On Tuesday, law enforcement officials said that they had finally cracked the case: They issued a warrant for Ronald R. Cloud, whose stepfather had been fired by Baker at Kinloch Farm the day of the killing.

Cloud, who authorities said has confessed, will face first-degree murder and other ­charges, Fauquier County Commonwealth’s Attorney James Fisher told a small crowd gathered in a historic building in Warrenton’s courthouse square. Cloud, 64, has been in prison in West Virginia since the late 1980s, serving time for assault and sex-assault offenses involving a child, according to online state records.

There could be other arrests in connection with the case, Fisher said.
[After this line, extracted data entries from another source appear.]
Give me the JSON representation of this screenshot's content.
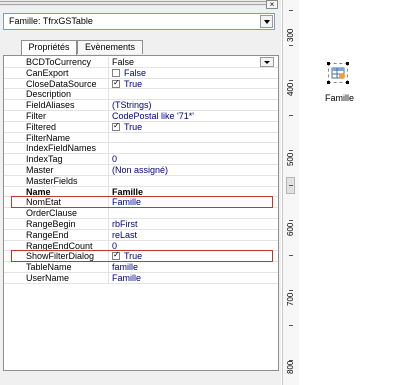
{
  "header": {
    "close_glyph": "×"
  },
  "component_select": {
    "value": "Famille: TfrxGSTable"
  },
  "tabs": [
    {
      "label": "Propriétés"
    },
    {
      "label": "Evènements"
    }
  ],
  "properties": [
    {
      "name": "BCDToCurrency",
      "value": "False",
      "dropdown": true
    },
    {
      "name": "CanExport",
      "value": "False",
      "checkbox": false
    },
    {
      "name": "CloseDataSource",
      "value": "True",
      "checkbox": true
    },
    {
      "name": "Description",
      "value": ""
    },
    {
      "name": "FieldAliases",
      "value": "(TStrings)",
      "link": true
    },
    {
      "name": "Filter",
      "value": "CodePostal like '71*'",
      "link": true
    },
    {
      "name": "Filtered",
      "value": "True",
      "checkbox": true
    },
    {
      "name": "FilterName",
      "value": ""
    },
    {
      "name": "IndexFieldNames",
      "value": ""
    },
    {
      "name": "IndexTag",
      "value": "0",
      "link": true
    },
    {
      "name": "Master",
      "value": "(Non assigné)",
      "link": true
    },
    {
      "name": "MasterFields",
      "value": ""
    },
    {
      "name": "Name",
      "value": "Famille",
      "bold": true
    },
    {
      "name": "NomEtat",
      "value": "Famille",
      "link": true,
      "highlight": true
    },
    {
      "name": "OrderClause",
      "value": ""
    },
    {
      "name": "RangeBegin",
      "value": "rbFirst",
      "link": true
    },
    {
      "name": "RangeEnd",
      "value": "reLast",
      "link": true
    },
    {
      "name": "RangeEndCount",
      "value": "0",
      "link": true
    },
    {
      "name": "ShowFilterDialog",
      "value": "True",
      "checkbox": true,
      "highlight": true
    },
    {
      "name": "TableName",
      "value": "famille",
      "link": true
    },
    {
      "name": "UserName",
      "value": "Famille",
      "link": true
    }
  ],
  "ruler": {
    "labels": [
      "300",
      "400",
      "500",
      "600",
      "700",
      "800"
    ]
  },
  "canvas": {
    "component_label": "Famille",
    "component_icon": "table-component-icon"
  }
}
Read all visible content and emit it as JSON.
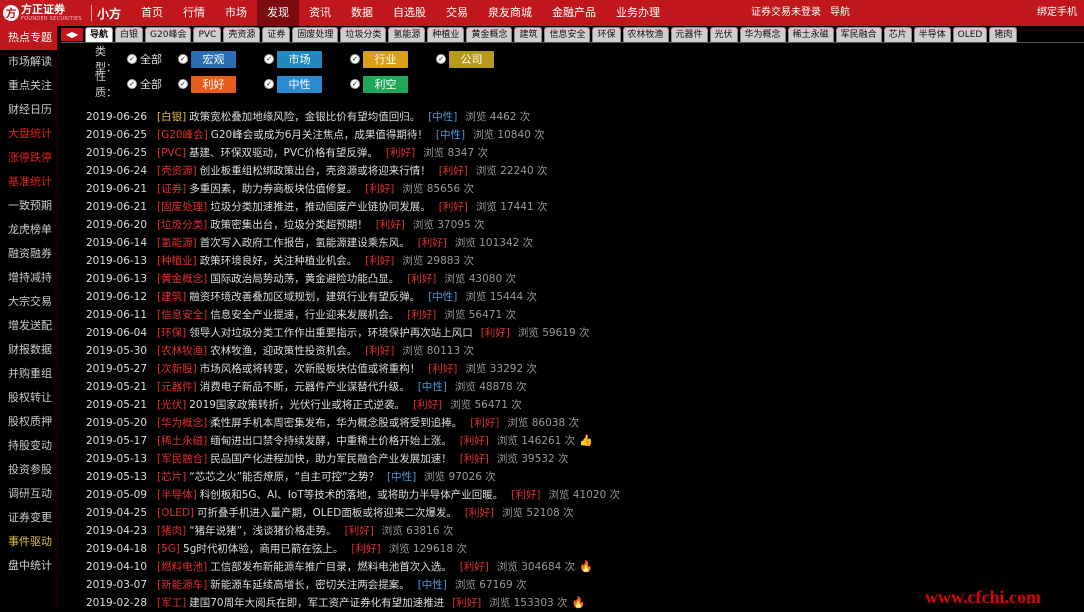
{
  "topbar": {
    "logo_name": "方正证券",
    "logo_sub": "FOUNDER SECURITIES",
    "app_name": "小方",
    "menu": [
      "首页",
      "行情",
      "市场",
      "发现",
      "资讯",
      "数据",
      "自选股",
      "交易",
      "泉友商城",
      "金融产品",
      "业务办理"
    ],
    "active_menu": 3,
    "trade_status": "证券交易未登录",
    "nav": "导航",
    "bind_phone": "绑定手机"
  },
  "sidebar": {
    "items": [
      {
        "label": "热点专题",
        "style": "active"
      },
      {
        "label": "市场解读",
        "style": "normal"
      },
      {
        "label": "重点关注",
        "style": "normal"
      },
      {
        "label": "财经日历",
        "style": "normal"
      },
      {
        "label": "大盘统计",
        "style": "red"
      },
      {
        "label": "涨停跌停",
        "style": "red"
      },
      {
        "label": "基准统计",
        "style": "red"
      },
      {
        "label": "一致预期",
        "style": "normal"
      },
      {
        "label": "龙虎榜单",
        "style": "normal"
      },
      {
        "label": "融资融券",
        "style": "normal"
      },
      {
        "label": "增持减持",
        "style": "normal"
      },
      {
        "label": "大宗交易",
        "style": "normal"
      },
      {
        "label": "增发送配",
        "style": "normal"
      },
      {
        "label": "财报数据",
        "style": "normal"
      },
      {
        "label": "并购重组",
        "style": "normal"
      },
      {
        "label": "股权转让",
        "style": "normal"
      },
      {
        "label": "股权质押",
        "style": "normal"
      },
      {
        "label": "持股变动",
        "style": "normal"
      },
      {
        "label": "投资参股",
        "style": "normal"
      },
      {
        "label": "调研互动",
        "style": "normal"
      },
      {
        "label": "证券变更",
        "style": "normal"
      },
      {
        "label": "事件驱动",
        "style": "gold"
      },
      {
        "label": "盘中统计",
        "style": "normal"
      }
    ]
  },
  "tabs": {
    "arrows": "◀▶",
    "items": [
      "导航",
      "白银",
      "G20峰会",
      "PVC",
      "壳资源",
      "证券",
      "固废处理",
      "垃圾分类",
      "氢能源",
      "种植业",
      "黄金概念",
      "建筑",
      "信息安全",
      "环保",
      "农林牧渔",
      "元器件",
      "光伏",
      "华为概念",
      "稀土永磁",
      "军民融合",
      "芯片",
      "半导体",
      "OLED",
      "猪肉"
    ],
    "active": 0
  },
  "filters": {
    "type_label": "类型：",
    "sentiment_label": "性质：",
    "all_label": "全部",
    "check_mark": "✓",
    "type_tags": [
      {
        "label": "宏观",
        "color": "#2a6db5"
      },
      {
        "label": "市场",
        "color": "#1f8ac0"
      },
      {
        "label": "行业",
        "color": "#d9a017"
      },
      {
        "label": "公司",
        "color": "#b59a1c"
      }
    ],
    "sentiment_tags": [
      {
        "label": "利好",
        "color": "#e65c1a"
      },
      {
        "label": "中性",
        "color": "#2a8bd0"
      },
      {
        "label": "利空",
        "color": "#1fa85a"
      }
    ]
  },
  "news": [
    {
      "date": "2019-06-26",
      "tag": "[白银]",
      "tag_style": "gold",
      "title": "政策宽松叠加地缘风险，金银比价有望均值回归。",
      "sentiment": "[中性]",
      "sentiment_style": "neu",
      "views": "浏览 4462 次",
      "flag": ""
    },
    {
      "date": "2019-06-25",
      "tag": "[G20峰会]",
      "tag_style": "red",
      "title": "G20峰会或成为6月关注焦点，成果值得期待！",
      "sentiment": "[中性]",
      "sentiment_style": "neu",
      "views": "浏览 10840 次",
      "flag": ""
    },
    {
      "date": "2019-06-25",
      "tag": "[PVC]",
      "tag_style": "red",
      "title": "基建、环保双驱动，PVC价格有望反弹。",
      "sentiment": "[利好]",
      "sentiment_style": "bull",
      "views": "浏览 8347 次",
      "flag": ""
    },
    {
      "date": "2019-06-24",
      "tag": "[壳资源]",
      "tag_style": "red",
      "title": "创业板重组松绑政策出台，壳资源或将迎来行情！",
      "sentiment": "[利好]",
      "sentiment_style": "bull",
      "views": "浏览 22240 次",
      "flag": ""
    },
    {
      "date": "2019-06-21",
      "tag": "[证券]",
      "tag_style": "red",
      "title": "多重因素，助力券商板块估值修复。",
      "sentiment": "[利好]",
      "sentiment_style": "bull",
      "views": "浏览 85656 次",
      "flag": ""
    },
    {
      "date": "2019-06-21",
      "tag": "[固废处理]",
      "tag_style": "red",
      "title": "垃圾分类加速推进，推动固废产业链协同发展。",
      "sentiment": "[利好]",
      "sentiment_style": "bull",
      "views": "浏览 17441 次",
      "flag": ""
    },
    {
      "date": "2019-06-20",
      "tag": "[垃圾分类]",
      "tag_style": "red",
      "title": "政策密集出台，垃圾分类超预期！",
      "sentiment": "[利好]",
      "sentiment_style": "bull",
      "views": "浏览 37095 次",
      "flag": ""
    },
    {
      "date": "2019-06-14",
      "tag": "[氢能源]",
      "tag_style": "red",
      "title": "首次写入政府工作报告，氢能源建设乘东风。",
      "sentiment": "[利好]",
      "sentiment_style": "bull",
      "views": "浏览 101342 次",
      "flag": ""
    },
    {
      "date": "2019-06-13",
      "tag": "[种植业]",
      "tag_style": "red",
      "title": "政策环境良好，关注种植业机会。",
      "sentiment": "[利好]",
      "sentiment_style": "bull",
      "views": "浏览 29883 次",
      "flag": ""
    },
    {
      "date": "2019-06-13",
      "tag": "[黄金概念]",
      "tag_style": "red",
      "title": "国际政治局势动荡，黄金避险功能凸显。",
      "sentiment": "[利好]",
      "sentiment_style": "bull",
      "views": "浏览 43080 次",
      "flag": ""
    },
    {
      "date": "2019-06-12",
      "tag": "[建筑]",
      "tag_style": "red",
      "title": "融资环境改善叠加区域规划，建筑行业有望反弹。",
      "sentiment": "[中性]",
      "sentiment_style": "neu",
      "views": "浏览 15444 次",
      "flag": ""
    },
    {
      "date": "2019-06-11",
      "tag": "[信息安全]",
      "tag_style": "red",
      "title": "信息安全产业提速，行业迎来发展机会。",
      "sentiment": "[利好]",
      "sentiment_style": "bull",
      "views": "浏览 56471 次",
      "flag": ""
    },
    {
      "date": "2019-06-04",
      "tag": "[环保]",
      "tag_style": "red",
      "title": "领导人对垃圾分类工作作出重要指示，环境保护再次站上风口",
      "sentiment": "[利好]",
      "sentiment_style": "bull",
      "views": "浏览 59619 次",
      "flag": ""
    },
    {
      "date": "2019-05-30",
      "tag": "[农林牧渔]",
      "tag_style": "red",
      "title": "农林牧渔，迎政策性投资机会。",
      "sentiment": "[利好]",
      "sentiment_style": "bull",
      "views": "浏览 80113 次",
      "flag": ""
    },
    {
      "date": "2019-05-27",
      "tag": "[次新股]",
      "tag_style": "red",
      "title": "市场风格或将转变，次新股板块估值或将重构！",
      "sentiment": "[利好]",
      "sentiment_style": "bull",
      "views": "浏览 33292 次",
      "flag": ""
    },
    {
      "date": "2019-05-21",
      "tag": "[元器件]",
      "tag_style": "red",
      "title": "消费电子新品不断，元器件产业谋替代升级。",
      "sentiment": "[中性]",
      "sentiment_style": "neu",
      "views": "浏览 48878 次",
      "flag": ""
    },
    {
      "date": "2019-05-21",
      "tag": "[光伏]",
      "tag_style": "red",
      "title": "2019国家政策转折，光伏行业或将正式逆袭。",
      "sentiment": "[利好]",
      "sentiment_style": "bull",
      "views": "浏览 56471 次",
      "flag": ""
    },
    {
      "date": "2019-05-20",
      "tag": "[华为概念]",
      "tag_style": "red",
      "title": "柔性屏手机本周密集发布，华为概念股或将受到追捧。",
      "sentiment": "[利好]",
      "sentiment_style": "bull",
      "views": "浏览 86038 次",
      "flag": ""
    },
    {
      "date": "2019-05-17",
      "tag": "[稀土永磁]",
      "tag_style": "red",
      "title": "缅甸进出口禁令持续发酵，中重稀土价格开始上涨。",
      "sentiment": "[利好]",
      "sentiment_style": "bull",
      "views": "浏览 146261 次",
      "flag": "👍"
    },
    {
      "date": "2019-05-13",
      "tag": "[军民融合]",
      "tag_style": "red",
      "title": "民品国产化进程加快，助力军民融合产业发展加速！",
      "sentiment": "[利好]",
      "sentiment_style": "bull",
      "views": "浏览 39532 次",
      "flag": ""
    },
    {
      "date": "2019-05-13",
      "tag": "[芯片]",
      "tag_style": "red",
      "title": "“芯芯之火”能否燎原，“自主可控”之势？",
      "sentiment": "[中性]",
      "sentiment_style": "neu",
      "views": "浏览 97026 次",
      "flag": ""
    },
    {
      "date": "2019-05-09",
      "tag": "[半导体]",
      "tag_style": "red",
      "title": "科创板和5G、AI、IoT等技术的落地，或将助力半导体产业回暖。",
      "sentiment": "[利好]",
      "sentiment_style": "bull",
      "views": "浏览 41020 次",
      "flag": ""
    },
    {
      "date": "2019-04-25",
      "tag": "[OLED]",
      "tag_style": "red",
      "title": "可折叠手机进入量产期，OLED面板或将迎来二次爆发。",
      "sentiment": "[利好]",
      "sentiment_style": "bull",
      "views": "浏览 52108 次",
      "flag": ""
    },
    {
      "date": "2019-04-23",
      "tag": "[猪肉]",
      "tag_style": "red",
      "title": "“猪年说猪”，浅谈猪价格走势。",
      "sentiment": "[利好]",
      "sentiment_style": "bull",
      "views": "浏览 63816 次",
      "flag": ""
    },
    {
      "date": "2019-04-18",
      "tag": "[5G]",
      "tag_style": "red",
      "title": "5g时代初体验，商用已箭在弦上。",
      "sentiment": "[利好]",
      "sentiment_style": "bull",
      "views": "浏览 129618 次",
      "flag": ""
    },
    {
      "date": "2019-04-10",
      "tag": "[燃料电池]",
      "tag_style": "red",
      "title": "工信部发布新能源车推广目录，燃料电池首次入选。",
      "sentiment": "[利好]",
      "sentiment_style": "bull",
      "views": "浏览 304684 次",
      "flag": "🔥"
    },
    {
      "date": "2019-03-07",
      "tag": "[新能源车]",
      "tag_style": "red",
      "title": "新能源车延续高增长，密切关注两会提案。",
      "sentiment": "[中性]",
      "sentiment_style": "neu",
      "views": "浏览 67169 次",
      "flag": ""
    },
    {
      "date": "2019-02-28",
      "tag": "[军工]",
      "tag_style": "red",
      "title": "建国70周年大阅兵在即，军工资产证券化有望加速推进",
      "sentiment": "[利好]",
      "sentiment_style": "bull",
      "views": "浏览 153303 次",
      "flag": "🔥"
    }
  ],
  "watermark": "www.cfchi.com"
}
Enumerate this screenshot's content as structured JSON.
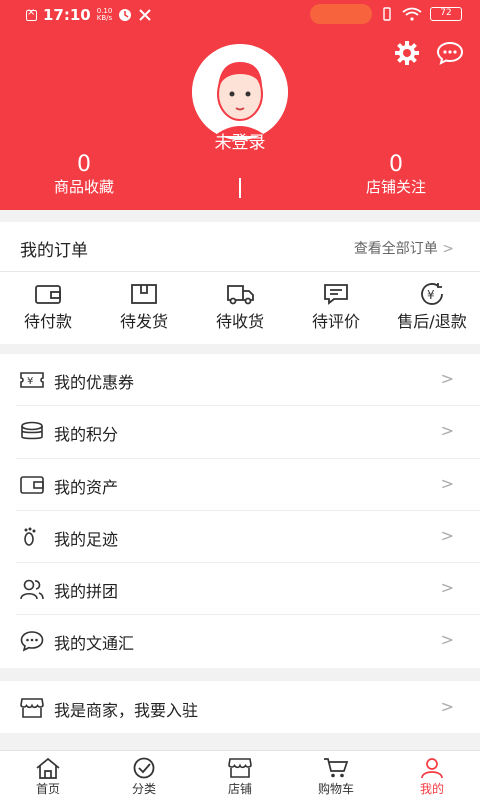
{
  "status_bar": {
    "time": "17:10",
    "speed_value": "0.10",
    "speed_unit": "KB/s",
    "battery": "72"
  },
  "profile": {
    "login_status": "未登录",
    "favorites_count": "0",
    "favorites_label": "商品收藏",
    "follow_count": "0",
    "follow_label": "店铺关注"
  },
  "orders": {
    "title": "我的订单",
    "view_all": "查看全部订单",
    "items": [
      {
        "label": "待付款",
        "icon": "wallet-icon"
      },
      {
        "label": "待发货",
        "icon": "package-icon"
      },
      {
        "label": "待收货",
        "icon": "truck-icon"
      },
      {
        "label": "待评价",
        "icon": "comment-icon"
      },
      {
        "label": "售后/退款",
        "icon": "refund-icon"
      }
    ]
  },
  "menu": [
    {
      "label": "我的优惠券",
      "icon": "coupon-icon"
    },
    {
      "label": "我的积分",
      "icon": "coins-icon"
    },
    {
      "label": "我的资产",
      "icon": "wallet-icon"
    },
    {
      "label": "我的足迹",
      "icon": "footprint-icon"
    },
    {
      "label": "我的拼团",
      "icon": "group-icon"
    },
    {
      "label": "我的文通汇",
      "icon": "chat-icon"
    }
  ],
  "merchant": {
    "label": "我是商家，我要入驻",
    "icon": "shop-icon"
  },
  "tabs": [
    {
      "label": "首页",
      "icon": "home-icon"
    },
    {
      "label": "分类",
      "icon": "check-circle-icon"
    },
    {
      "label": "店铺",
      "icon": "shop-icon"
    },
    {
      "label": "购物车",
      "icon": "cart-icon"
    },
    {
      "label": "我的",
      "icon": "user-icon"
    }
  ],
  "colors": {
    "brand": "#f43c44",
    "background": "#f2f2f2"
  }
}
More than one weapon was fired inside Baker’s house, but Fisher declined to give more information, saying that the investigation is “to some degree ongoing.”

Still, he said, investigators are confident that they know what happened on the night of Dec. 31, 1980.

Baker, bleeding to death, was found by the woman he was to take to the New Year’s Eve party.

She was separated from her husband. The door to Baker’s secluded farmhouse, on the perimeter of Kinloch Farm, had been broken down that night during a driving snowstorm, and nothing appeared to be stolen.

Baker had been shot in the head and the groin. Investigators quickly focused on the women whom Baker had been dating, and their families, as they searched for a motive. A Washingtonian magazine article in the mid-1980s called it “Blood and Money: Murder in the Hunt Country,” and described “a love story” that ended with “blood on the snow.”

Kinloch Farm, which now has about 50 employees and 1,000 acres, was then owned by Andrea, Lavinia and Michael Currier, the children of Stephen and Audrey Currier. Audrey Currier was the granddaughter of the famed financier Andrew Mellon. She and her husband raised Angus cattle and racehorses at the estate but disappeared in 1967 when a chartered plane they were on crashed in a storm in the Caribbean.

Baker was friends with the three siblings, and Andrea Currier and Baker dated at one time, according to news accounts at the time. She was on her honeymoon on the night of the killing.

Reached by phone Tuesday afternoon, she said she may be asked to testify in the case, so she would not comment other than to say, “I’m very, very happy this is being resolved.”